One advantage of our study is the use of a comprehensive and unbiased approach to evaluate TF binding regions defined by ChIP-seq and ChIP-chip techniques, which allowed us to evaluate the regulatory elements on a genome-wide level. Regulation of gene expression is a complicated process and current knowledge in this area is very limited. The pilot study of the ENCODE project revealed that only about 25% of the regulatory elements are located near previously identified transcription starting sites (TSS). This suggests the ChIP-on-chip method is able to identify a large number of promoter regions and regulatory elements that were previously unknown and distant from the classical TSS (13). Although we did not observe any significant enrichment of risk SNP blocksin the ENCODE annotation sets, this might be due to tissue-specific patterns of TF and TF regulation. Currently, a variety of cell lines, mainly Hela and GM06990 have been used for the identification of regulatory elements in the ENCODE project. The LNCaP cell line is currently proposed for study by ENCODE consortium in Tier 3 (http://genome.ucsc.edu/ENCODE/cellTypes.html).
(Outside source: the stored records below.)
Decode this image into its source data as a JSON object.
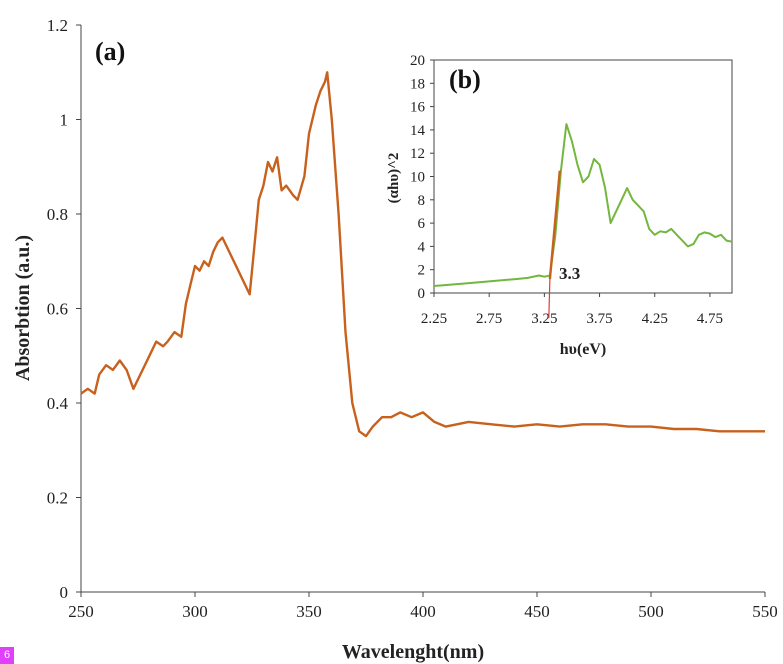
{
  "badge": "6",
  "chart_data": [
    {
      "type": "line",
      "panel_label": "(a)",
      "xlabel": "Wavelenght(nm)",
      "ylabel": "Absorbtion (a.u.)",
      "xlim": [
        250,
        550
      ],
      "ylim": [
        0,
        1.2
      ],
      "xticks": [
        "250",
        "300",
        "350",
        "400",
        "450",
        "500",
        "550"
      ],
      "yticks": [
        "0",
        "0.2",
        "0.4",
        "0.6",
        "0.8",
        "1",
        "1.2"
      ],
      "color": "#c8611d",
      "grid": false,
      "series": [
        {
          "x": [
            250,
            253,
            256,
            258,
            261,
            264,
            267,
            270,
            273,
            276,
            280,
            283,
            286,
            288,
            291,
            294,
            296,
            298,
            300,
            302,
            304,
            306,
            308,
            310,
            312,
            316,
            320,
            323,
            324,
            326,
            328,
            330,
            332,
            334,
            336,
            338,
            340,
            343,
            345,
            348,
            350,
            353,
            355,
            357,
            358,
            360,
            363,
            366,
            369,
            372,
            375,
            378,
            382,
            386,
            390,
            395,
            400,
            405,
            410,
            420,
            430,
            440,
            450,
            460,
            470,
            480,
            490,
            500,
            510,
            520,
            530,
            540,
            550
          ],
          "y": [
            0.42,
            0.43,
            0.42,
            0.46,
            0.48,
            0.47,
            0.49,
            0.47,
            0.43,
            0.46,
            0.5,
            0.53,
            0.52,
            0.53,
            0.55,
            0.54,
            0.61,
            0.65,
            0.69,
            0.68,
            0.7,
            0.69,
            0.72,
            0.74,
            0.75,
            0.71,
            0.67,
            0.64,
            0.63,
            0.73,
            0.83,
            0.86,
            0.91,
            0.89,
            0.92,
            0.85,
            0.86,
            0.84,
            0.83,
            0.88,
            0.97,
            1.03,
            1.06,
            1.08,
            1.1,
            1.0,
            0.8,
            0.55,
            0.4,
            0.34,
            0.33,
            0.35,
            0.37,
            0.37,
            0.38,
            0.37,
            0.38,
            0.36,
            0.35,
            0.36,
            0.355,
            0.35,
            0.355,
            0.35,
            0.355,
            0.355,
            0.35,
            0.35,
            0.345,
            0.345,
            0.34,
            0.34,
            0.34
          ]
        }
      ]
    },
    {
      "type": "line",
      "panel_label": "(b)",
      "xlabel": "hυ(eV)",
      "ylabel": "(αhυ)^2",
      "xlim": [
        2.25,
        4.95
      ],
      "ylim": [
        0,
        20
      ],
      "xticks": [
        "2.25",
        "2.75",
        "3.25",
        "3.75",
        "4.25",
        "4.75"
      ],
      "yticks": [
        "0",
        "2",
        "4",
        "6",
        "8",
        "10",
        "12",
        "14",
        "16",
        "18",
        "20"
      ],
      "grid": false,
      "annotation": "3.3",
      "series": [
        {
          "color": "#72b73e",
          "x": [
            2.25,
            2.5,
            2.75,
            3.0,
            3.1,
            3.2,
            3.25,
            3.3,
            3.35,
            3.4,
            3.45,
            3.5,
            3.55,
            3.6,
            3.65,
            3.7,
            3.75,
            3.8,
            3.85,
            3.9,
            3.95,
            4.0,
            4.05,
            4.1,
            4.15,
            4.2,
            4.25,
            4.3,
            4.35,
            4.4,
            4.45,
            4.5,
            4.55,
            4.6,
            4.65,
            4.7,
            4.75,
            4.8,
            4.85,
            4.9,
            4.95
          ],
          "y": [
            0.6,
            0.8,
            1.0,
            1.2,
            1.3,
            1.5,
            1.4,
            1.5,
            5.0,
            10.5,
            14.5,
            13.0,
            11.0,
            9.5,
            10.0,
            11.5,
            11.0,
            9.0,
            6.0,
            7.0,
            8.0,
            9.0,
            8.0,
            7.5,
            7.0,
            5.5,
            5.0,
            5.3,
            5.2,
            5.5,
            5.0,
            4.5,
            4.0,
            4.2,
            5.0,
            5.2,
            5.1,
            4.8,
            5.0,
            4.5,
            4.4
          ]
        },
        {
          "color": "#c8611d",
          "x": [
            3.3,
            3.39
          ],
          "y": [
            1.2,
            10.5
          ]
        },
        {
          "color": "#e23a3a",
          "x": [
            3.29,
            3.3
          ],
          "y": [
            -1.5,
            1.2
          ]
        }
      ]
    }
  ]
}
Prostate cancer tissue-specific TF binding may provide valuable information for evaluating the molecular mechanisms of risk SNPs on PCa risk.
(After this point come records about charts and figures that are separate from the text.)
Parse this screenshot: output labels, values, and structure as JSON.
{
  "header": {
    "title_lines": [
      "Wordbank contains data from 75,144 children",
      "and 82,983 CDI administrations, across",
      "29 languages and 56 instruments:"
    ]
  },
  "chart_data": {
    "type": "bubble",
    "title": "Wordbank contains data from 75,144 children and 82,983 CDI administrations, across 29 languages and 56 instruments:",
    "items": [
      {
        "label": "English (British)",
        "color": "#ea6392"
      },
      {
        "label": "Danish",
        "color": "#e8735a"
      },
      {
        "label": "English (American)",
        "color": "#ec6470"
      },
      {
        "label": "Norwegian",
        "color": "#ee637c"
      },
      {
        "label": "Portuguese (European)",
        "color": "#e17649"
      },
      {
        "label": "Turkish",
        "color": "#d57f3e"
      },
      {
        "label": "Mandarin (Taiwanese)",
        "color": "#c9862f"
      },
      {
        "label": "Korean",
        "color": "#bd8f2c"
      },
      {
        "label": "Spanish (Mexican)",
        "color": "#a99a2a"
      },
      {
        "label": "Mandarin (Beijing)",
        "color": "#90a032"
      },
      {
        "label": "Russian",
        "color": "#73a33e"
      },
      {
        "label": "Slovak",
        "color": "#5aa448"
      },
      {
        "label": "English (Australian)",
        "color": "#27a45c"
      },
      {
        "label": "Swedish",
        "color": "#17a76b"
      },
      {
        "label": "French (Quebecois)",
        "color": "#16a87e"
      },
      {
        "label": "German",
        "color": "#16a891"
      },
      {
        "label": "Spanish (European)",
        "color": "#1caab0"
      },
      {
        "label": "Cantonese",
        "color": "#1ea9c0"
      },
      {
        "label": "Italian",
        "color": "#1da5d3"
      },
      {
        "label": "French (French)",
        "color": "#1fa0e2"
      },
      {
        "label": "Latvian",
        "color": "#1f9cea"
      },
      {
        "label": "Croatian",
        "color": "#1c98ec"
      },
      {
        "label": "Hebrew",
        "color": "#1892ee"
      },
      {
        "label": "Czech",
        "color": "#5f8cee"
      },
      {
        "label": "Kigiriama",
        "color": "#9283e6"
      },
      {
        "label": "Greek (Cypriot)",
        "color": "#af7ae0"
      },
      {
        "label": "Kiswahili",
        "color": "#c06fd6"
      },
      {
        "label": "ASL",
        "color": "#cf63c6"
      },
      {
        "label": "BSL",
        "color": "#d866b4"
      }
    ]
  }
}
The fact that no risk SNP blocks are located in regions that code proteins may be due to two reasons. First, we only evaluated SNPs that are characterized by the Hapmap project, in which unknown SNPs that are located in protein coding regions are not evaluated. Secondly, the current resources that are commonly used for gene annotation, RefSeq and ENSEMBLE, likely represents an incomplete catalogue of human genes. SNPs may be located within exons that are not yet identified. In fact, about 60% of GENCODE exons (GENCODE is a sub-project of ENCODE, which aimed to provide a reference annotation of all protein-coding genes within the pilot study of the ENCODE project) are not annotated in RefSeq and ENSEMBL (25). This fact indicates that a high number of alternative slice forms with unique exons exist across the genome (25). With the completion of ENCODE in the near future, a richer and more complete annotation of human genes should provide more insight.
We also did not observe significant enrichment of risk SNP blocks in the regulatory annotation sets defined by UCSC table browsers. However, the null results for these annotation sets need to be interpreted with caution. The majority of the regulatory elements annotation sets are defined by computational algorithms, rather than by biological experiments. In addition, the regulatory elements predicted in those annotation sets are not tissue specific.
In summary, our study is among the first to comprehensively evaluate the potential functional impact of risk loci identified for PCa through GWAS studies. The fact that about one third of 33 SNP blocks fall within AR binding regions, and that the risk SNPs were statistically enriched in AR regions, may suggest a potential molecular mechanism by which risk SNPs contribute to PCa initiation. These results also provide a guidance for future functional studies. In addition, the databases used for bioinformatics annotation could also be used to annotate and prioritize variants identified through GWAS and whole-genome sequencing.
Grants: National Cancer Institute (CA129684, CA140262, CA148463 to J.X.) and Department of Defense (W81XWH-09-1-0488 to J.S.)